Found this...apparently from last week.
http://www.shreveporttimes.com/apps/pbc ... LIVING0404
Styx as accidental soothsayers
March 24, 2006
The band Styx will play Sam's Town Hotel and Casino tonight.
Concert
WHO: Styx.
WHEN: 8 p.m. today. Doors open at 7 p.m.
WHERE: Grand Ballroom, Sam's Town Hotel and Casino, 315 Clyde Fant Memorial Parkway, Shreveport.
ADMISSION: $50; $40 with Prime Rewards card.To purchase tickets, call the Shreveport Trading Companyat (318) 424-5634.
"Lady," "Mr. Roboto," "Come Sail Away" and "Too Much Time on My Hands." Along with a list of song titles begging to be reissued as a refrigerator-magnet poetry set, super band Styx will play Sam's Town Hotel and Casino today.

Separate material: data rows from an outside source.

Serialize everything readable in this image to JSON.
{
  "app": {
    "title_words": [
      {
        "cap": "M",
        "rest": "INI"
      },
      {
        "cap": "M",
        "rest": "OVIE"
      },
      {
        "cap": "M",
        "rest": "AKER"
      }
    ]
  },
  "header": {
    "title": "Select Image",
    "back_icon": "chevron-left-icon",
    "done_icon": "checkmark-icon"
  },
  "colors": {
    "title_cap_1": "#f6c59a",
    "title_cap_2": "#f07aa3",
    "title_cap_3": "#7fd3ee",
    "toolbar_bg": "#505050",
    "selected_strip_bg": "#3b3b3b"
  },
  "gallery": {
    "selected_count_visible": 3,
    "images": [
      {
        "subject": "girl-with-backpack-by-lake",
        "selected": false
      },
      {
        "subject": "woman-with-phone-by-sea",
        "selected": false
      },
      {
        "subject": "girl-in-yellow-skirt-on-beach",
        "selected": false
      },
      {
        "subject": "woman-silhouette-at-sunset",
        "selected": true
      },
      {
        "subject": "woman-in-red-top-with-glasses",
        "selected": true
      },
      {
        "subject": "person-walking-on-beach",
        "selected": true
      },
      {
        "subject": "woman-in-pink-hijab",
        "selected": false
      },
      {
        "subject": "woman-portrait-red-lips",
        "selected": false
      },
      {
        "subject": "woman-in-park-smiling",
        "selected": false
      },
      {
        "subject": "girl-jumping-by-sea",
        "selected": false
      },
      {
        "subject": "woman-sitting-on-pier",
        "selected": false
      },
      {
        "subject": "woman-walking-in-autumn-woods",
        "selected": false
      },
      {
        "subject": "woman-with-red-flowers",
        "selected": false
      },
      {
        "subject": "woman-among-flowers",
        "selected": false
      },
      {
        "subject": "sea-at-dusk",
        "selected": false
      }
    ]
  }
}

Longtime member James "J.Y." Young believes their fans have stuck with them since the early 1970s because they entertain. "We've always prided ourselves on great shows," he said. "And, collectively, a number of years ago, we created, wrote and recorded some music that, for some reason, has inspired a lot of people."
He can't fully explain why the band's music endures, but it may start in the lyrics. "The world is a very unique and complex place," he said. "And any lyric can take on some random meaning 30 years later. It's gratifying to feel that the music you wrote seems to be chameleon-like."

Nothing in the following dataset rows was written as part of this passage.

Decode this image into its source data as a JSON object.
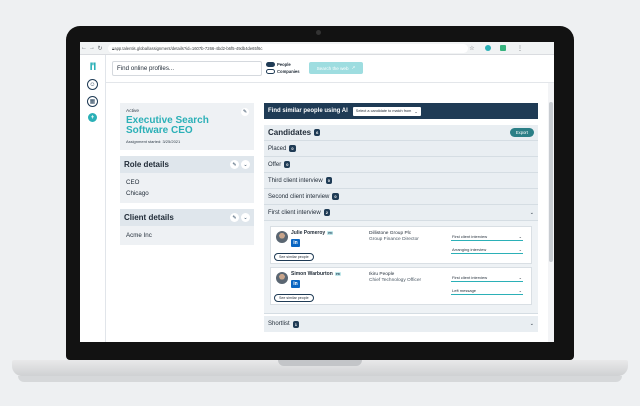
{
  "browser": {
    "url": "app.talentis.global/assignment/details?id=1607b-7266-4bd2-b6f5-49db4de65f6c"
  },
  "topbar": {
    "search_placeholder": "Find online profiles...",
    "toggle_people": "People",
    "toggle_companies": "Companies",
    "search_web_label": "Search the web"
  },
  "assignment": {
    "status": "Active",
    "title": "Executive Search Software CEO",
    "started": "Assignment started: 3/25/2021"
  },
  "role_details": {
    "heading": "Role details",
    "items": [
      "CEO",
      "Chicago"
    ]
  },
  "client_details": {
    "heading": "Client details",
    "items": [
      "Acme Inc"
    ]
  },
  "ai": {
    "heading": "Find similar people using AI",
    "select_label": "Select a candidate to match from"
  },
  "candidates": {
    "heading": "Candidates",
    "count": "6",
    "export_label": "Export",
    "stages": [
      {
        "label": "Placed",
        "count": "0"
      },
      {
        "label": "Offer",
        "count": "0"
      },
      {
        "label": "Third client interview",
        "count": "0"
      },
      {
        "label": "Second client interview",
        "count": "0"
      },
      {
        "label": "First client interview",
        "count": "2"
      }
    ],
    "people": [
      {
        "name": "Julie Pomeroy",
        "tag": "PD",
        "company": "Dillistone Group Plc",
        "role": "Group Finance Director",
        "stage": "First client interview",
        "status": "Arranging interview",
        "similar": "See similar people"
      },
      {
        "name": "Simon Warburton",
        "tag": "PD",
        "company": "Ikiru People",
        "role": "Chief Technology Officer",
        "stage": "First client interview",
        "status": "Left message",
        "similar": "See similar people"
      }
    ],
    "shortlist": {
      "label": "Shortlist",
      "count": "1"
    }
  },
  "icons": {
    "logo": "talentis-logo",
    "rail": [
      "user-icon",
      "building-icon",
      "plus-icon"
    ]
  }
}
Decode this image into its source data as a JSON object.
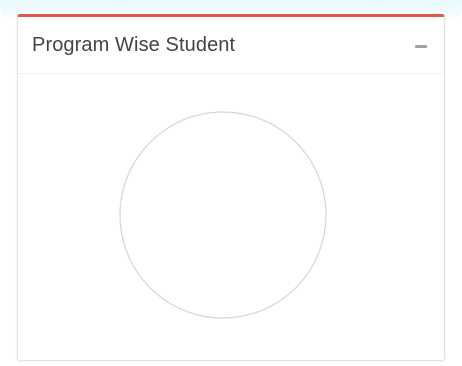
{
  "widget": {
    "title": "Program Wise Student",
    "collapse_icon": "minus-icon"
  },
  "colors": {
    "header_accent": "#e05a4c",
    "title_text": "#444444",
    "icon": "#9aa1a8",
    "chart_outline": "#d6d6d6"
  },
  "chart_data": {
    "type": "pie",
    "categories": [],
    "values": [],
    "state": "empty"
  }
}
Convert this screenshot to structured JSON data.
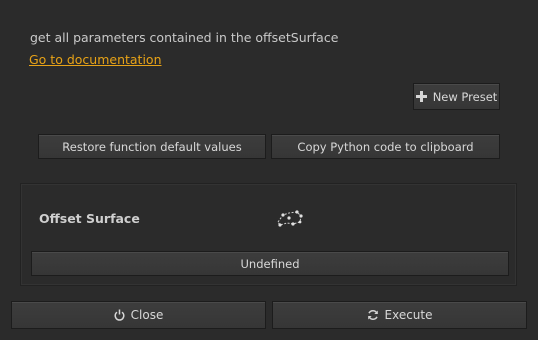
{
  "description": "get all parameters contained in the offsetSurface",
  "doc_link_label": "Go to documentation",
  "toolbar": {
    "new_preset_label": "New Preset",
    "new_preset_icon": "plus-icon"
  },
  "actions": {
    "restore_label": "Restore function default values",
    "copy_label": "Copy Python code to clipboard"
  },
  "parameter": {
    "title": "Offset Surface",
    "icon": "surface-points-icon",
    "value_label": "Undefined"
  },
  "footer": {
    "close_label": "Close",
    "close_icon": "power-icon",
    "execute_label": "Execute",
    "execute_icon": "refresh-icon"
  },
  "colors": {
    "background": "#2b2b2b",
    "link": "#e8a317",
    "text": "#c9c9c9"
  }
}
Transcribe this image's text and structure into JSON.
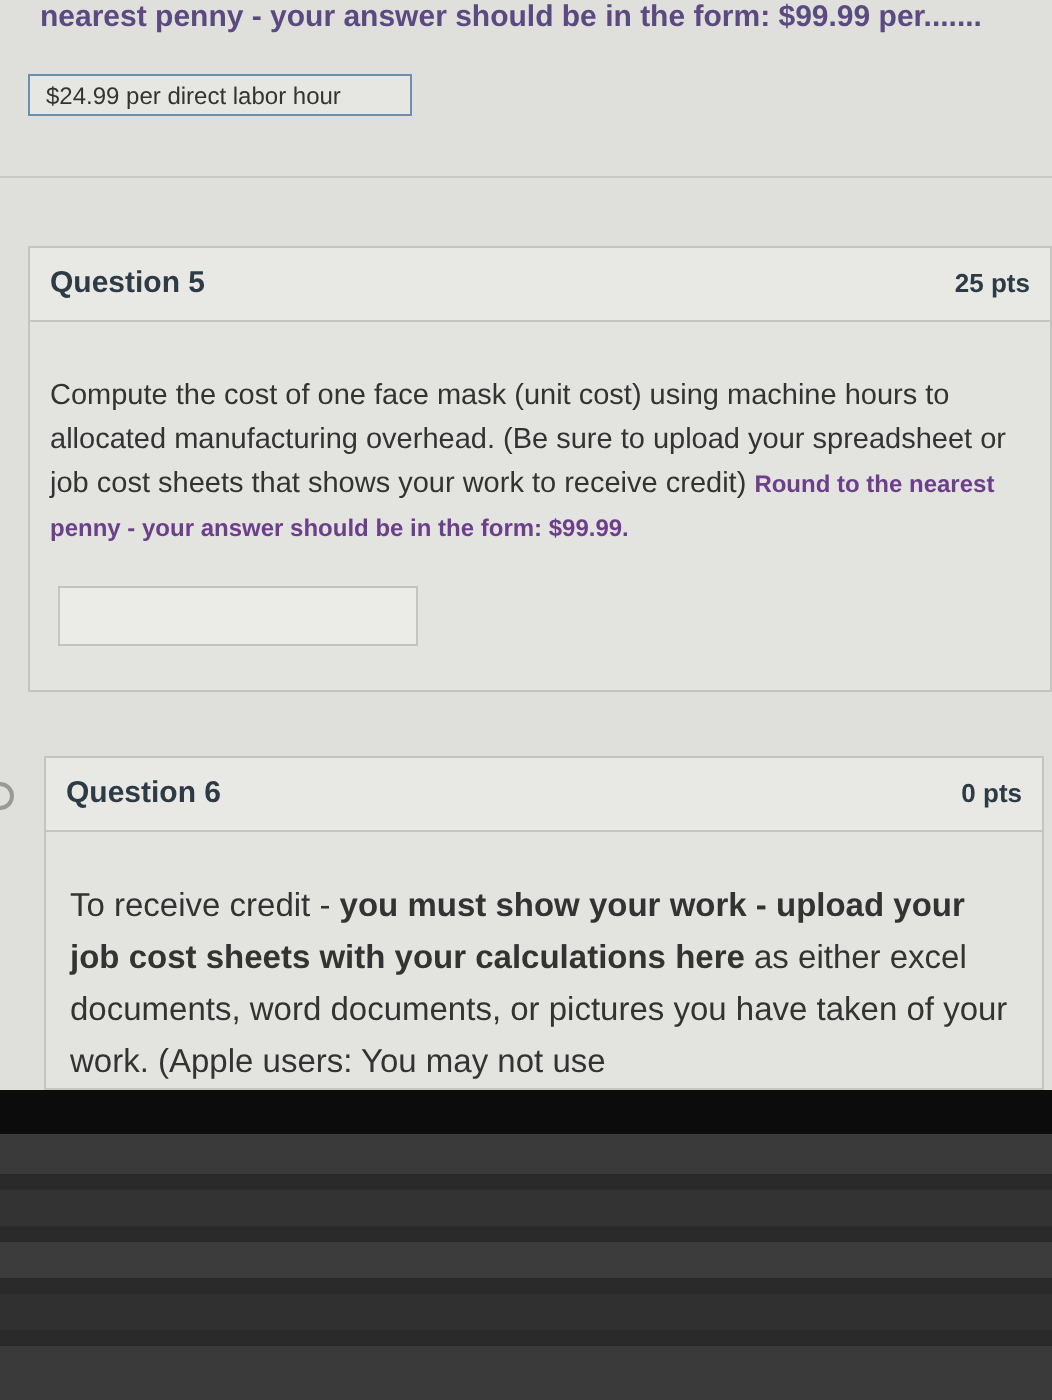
{
  "previous_question": {
    "instruction": "nearest penny - your answer should be in the form:  $99.99 per.......",
    "answer": "$24.99 per direct labor hour"
  },
  "questions": [
    {
      "title": "Question 5",
      "points": "25 pts",
      "text": "Compute the cost of one face mask (unit cost) using machine hours to allocated manufacturing overhead. (Be sure to upload your spreadsheet or job cost sheets that shows your work to receive credit)",
      "instruction": "Round to the nearest penny - your answer should be in the form:  $99.99.",
      "kind": "answer"
    },
    {
      "title": "Question 6",
      "points": "0 pts",
      "text": "To receive credit - **you must show your work - upload your job cost sheets with your calculations here** as either excel documents, word documents, or pictures you have taken of your work.  (Apple users:  You may not use",
      "kind": "upload"
    }
  ]
}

He draws a comparison between the 1978 hit "Miss America" and Vanessa Williams fall from Miss America grace in 1984. She put down her crown just before nude photographs of her resurfaced from her past and were published in an adult magazine without her permission.
Telling lines of the Styx song read, "We love your body in that photograph, your home state sure must be proud. / The queen of the United States, or have you lost your crown?"

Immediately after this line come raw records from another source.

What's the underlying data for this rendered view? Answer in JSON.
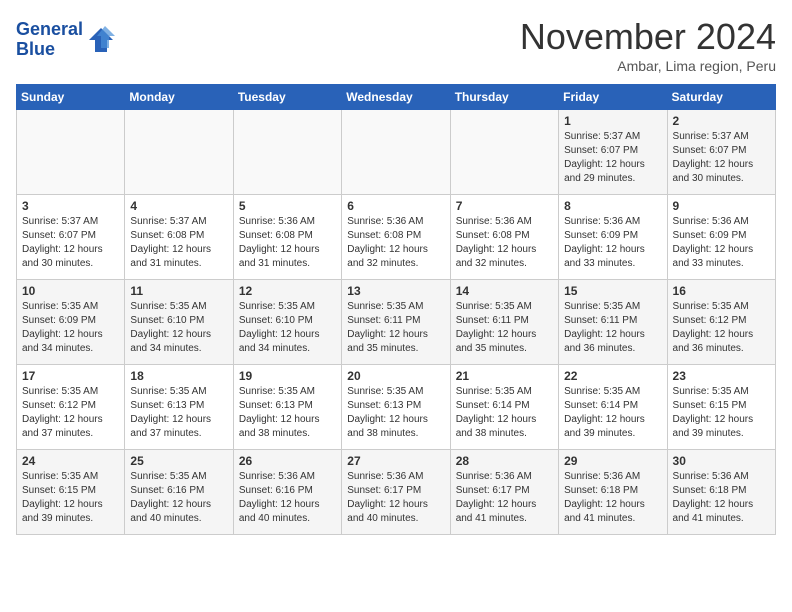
{
  "logo": {
    "line1": "General",
    "line2": "Blue"
  },
  "title": "November 2024",
  "location": "Ambar, Lima region, Peru",
  "days_of_week": [
    "Sunday",
    "Monday",
    "Tuesday",
    "Wednesday",
    "Thursday",
    "Friday",
    "Saturday"
  ],
  "weeks": [
    [
      {
        "day": "",
        "info": ""
      },
      {
        "day": "",
        "info": ""
      },
      {
        "day": "",
        "info": ""
      },
      {
        "day": "",
        "info": ""
      },
      {
        "day": "",
        "info": ""
      },
      {
        "day": "1",
        "info": "Sunrise: 5:37 AM\nSunset: 6:07 PM\nDaylight: 12 hours and 29 minutes."
      },
      {
        "day": "2",
        "info": "Sunrise: 5:37 AM\nSunset: 6:07 PM\nDaylight: 12 hours and 30 minutes."
      }
    ],
    [
      {
        "day": "3",
        "info": "Sunrise: 5:37 AM\nSunset: 6:07 PM\nDaylight: 12 hours and 30 minutes."
      },
      {
        "day": "4",
        "info": "Sunrise: 5:37 AM\nSunset: 6:08 PM\nDaylight: 12 hours and 31 minutes."
      },
      {
        "day": "5",
        "info": "Sunrise: 5:36 AM\nSunset: 6:08 PM\nDaylight: 12 hours and 31 minutes."
      },
      {
        "day": "6",
        "info": "Sunrise: 5:36 AM\nSunset: 6:08 PM\nDaylight: 12 hours and 32 minutes."
      },
      {
        "day": "7",
        "info": "Sunrise: 5:36 AM\nSunset: 6:08 PM\nDaylight: 12 hours and 32 minutes."
      },
      {
        "day": "8",
        "info": "Sunrise: 5:36 AM\nSunset: 6:09 PM\nDaylight: 12 hours and 33 minutes."
      },
      {
        "day": "9",
        "info": "Sunrise: 5:36 AM\nSunset: 6:09 PM\nDaylight: 12 hours and 33 minutes."
      }
    ],
    [
      {
        "day": "10",
        "info": "Sunrise: 5:35 AM\nSunset: 6:09 PM\nDaylight: 12 hours and 34 minutes."
      },
      {
        "day": "11",
        "info": "Sunrise: 5:35 AM\nSunset: 6:10 PM\nDaylight: 12 hours and 34 minutes."
      },
      {
        "day": "12",
        "info": "Sunrise: 5:35 AM\nSunset: 6:10 PM\nDaylight: 12 hours and 34 minutes."
      },
      {
        "day": "13",
        "info": "Sunrise: 5:35 AM\nSunset: 6:11 PM\nDaylight: 12 hours and 35 minutes."
      },
      {
        "day": "14",
        "info": "Sunrise: 5:35 AM\nSunset: 6:11 PM\nDaylight: 12 hours and 35 minutes."
      },
      {
        "day": "15",
        "info": "Sunrise: 5:35 AM\nSunset: 6:11 PM\nDaylight: 12 hours and 36 minutes."
      },
      {
        "day": "16",
        "info": "Sunrise: 5:35 AM\nSunset: 6:12 PM\nDaylight: 12 hours and 36 minutes."
      }
    ],
    [
      {
        "day": "17",
        "info": "Sunrise: 5:35 AM\nSunset: 6:12 PM\nDaylight: 12 hours and 37 minutes."
      },
      {
        "day": "18",
        "info": "Sunrise: 5:35 AM\nSunset: 6:13 PM\nDaylight: 12 hours and 37 minutes."
      },
      {
        "day": "19",
        "info": "Sunrise: 5:35 AM\nSunset: 6:13 PM\nDaylight: 12 hours and 38 minutes."
      },
      {
        "day": "20",
        "info": "Sunrise: 5:35 AM\nSunset: 6:13 PM\nDaylight: 12 hours and 38 minutes."
      },
      {
        "day": "21",
        "info": "Sunrise: 5:35 AM\nSunset: 6:14 PM\nDaylight: 12 hours and 38 minutes."
      },
      {
        "day": "22",
        "info": "Sunrise: 5:35 AM\nSunset: 6:14 PM\nDaylight: 12 hours and 39 minutes."
      },
      {
        "day": "23",
        "info": "Sunrise: 5:35 AM\nSunset: 6:15 PM\nDaylight: 12 hours and 39 minutes."
      }
    ],
    [
      {
        "day": "24",
        "info": "Sunrise: 5:35 AM\nSunset: 6:15 PM\nDaylight: 12 hours and 39 minutes."
      },
      {
        "day": "25",
        "info": "Sunrise: 5:35 AM\nSunset: 6:16 PM\nDaylight: 12 hours and 40 minutes."
      },
      {
        "day": "26",
        "info": "Sunrise: 5:36 AM\nSunset: 6:16 PM\nDaylight: 12 hours and 40 minutes."
      },
      {
        "day": "27",
        "info": "Sunrise: 5:36 AM\nSunset: 6:17 PM\nDaylight: 12 hours and 40 minutes."
      },
      {
        "day": "28",
        "info": "Sunrise: 5:36 AM\nSunset: 6:17 PM\nDaylight: 12 hours and 41 minutes."
      },
      {
        "day": "29",
        "info": "Sunrise: 5:36 AM\nSunset: 6:18 PM\nDaylight: 12 hours and 41 minutes."
      },
      {
        "day": "30",
        "info": "Sunrise: 5:36 AM\nSunset: 6:18 PM\nDaylight: 12 hours and 41 minutes."
      }
    ]
  ]
}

Young said he was, of course, just writing about beauty and celebrity in a general sense. "I suppose it was about how we manufacture people to hold them up on pedestals," he said. "Sometimes life imitates art."
Let's just hope the future doesn't conform to "Mr. Roboto," which foretells, "The problem's plain to see: too much technology / Machines to save our lives. Machines dehumanize."